The issue that typically freaks people out about randomly generated
IDs is that they're not guaranteed to be unique, they're just
statistically unique. There's some (low) chance that two randomly
generated IDs will be the same. By contrast, counters (if properly
implemented) appear to be guaranteed to be unique.
I hear this argument a couple
of times a year and in my experience no amount of working through
the math will convince people that the probability is vanishingly
small. They want a guarantee.
Unfortunately, this is a case where people's intuition leads them
astray; computers seem deterministic so people trust that a properly
implemented counter will always increase. This isn't really so:
memories and hard drives are both subject to random errors, so
even if you're correctly incrementing your counter, there is some
chance that it will (for instance) come back as zero the next
time you read it. Of course, storage devices have error correcting
codes designed to prevent this kind of thing, but they're based
on the same kind of statistics that assure you that randomly
generated IDs are OK, so that shouldn't give you any confidence.

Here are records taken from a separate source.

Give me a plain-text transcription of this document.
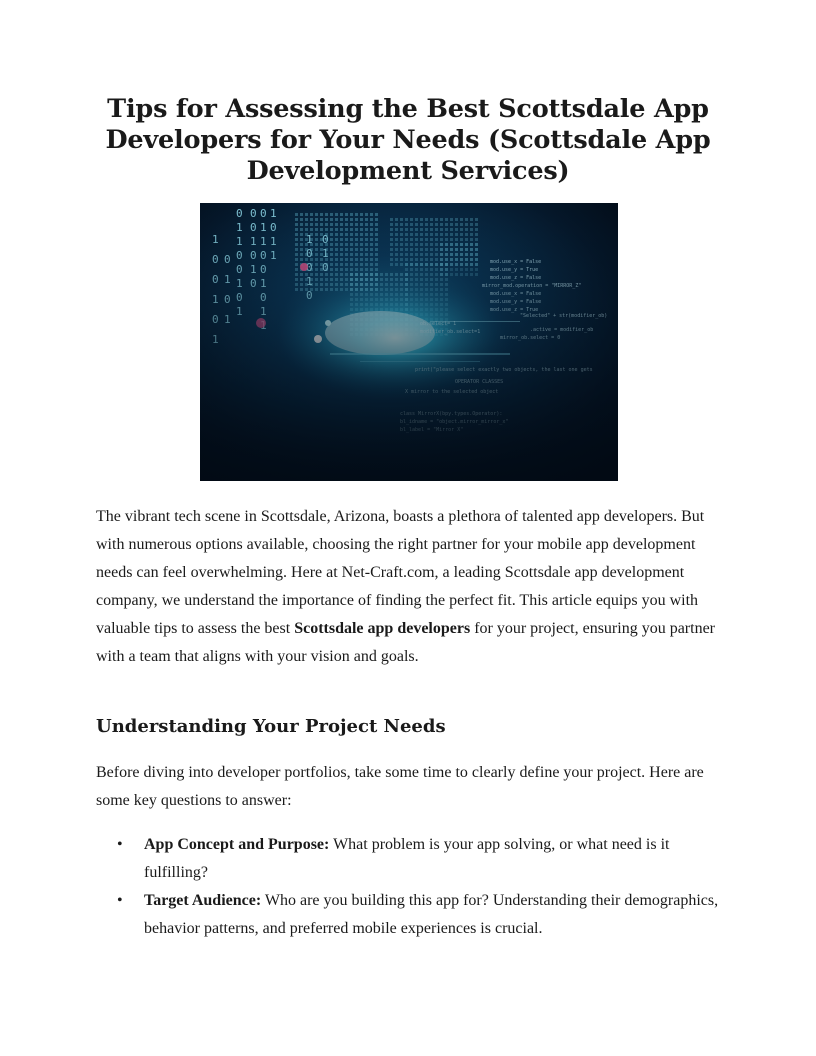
Tips for Assessing the Best Scottsdale App Developers for Your Needs (Scottsdale App Development Services)

The vibrant tech scene in Scottsdale, Arizona, boasts a plethora of talented app developers. But with numerous options available, choosing the right partner for your mobile app development needs can feel overwhelming. Here at Net-Craft.com, a leading Scottsdale app development company, we understand the importance of finding the perfect fit. This article equips you with valuable tips to assess the best Scottsdale app developers for your project, ensuring you partner with a team that aligns with your vision and goals.

Understanding Your Project Needs

Before diving into developer portfolios, take some time to clearly define your project. Here are some key questions to answer:

• App Concept and Purpose: What problem is your app solving, or what need is it fulfilling?
• Target Audience: Who are you building this app for? Understanding their demographics, behavior patterns, and preferred mobile experiences is crucial.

I don't have good estimates for the probability of this kind
of system error but given that my computer acts up randomly reasonably
often, it's pretty likely that the real-world probability of counter
reuse exceeds the expected probability of RNG collisions.
1. Note that this is a much weaker condition than that the
seed data be unpredictable. For our purposes here it just has to
be unique. Of course in practice people typically use the same
cryptographic random number generators for this purpose as well.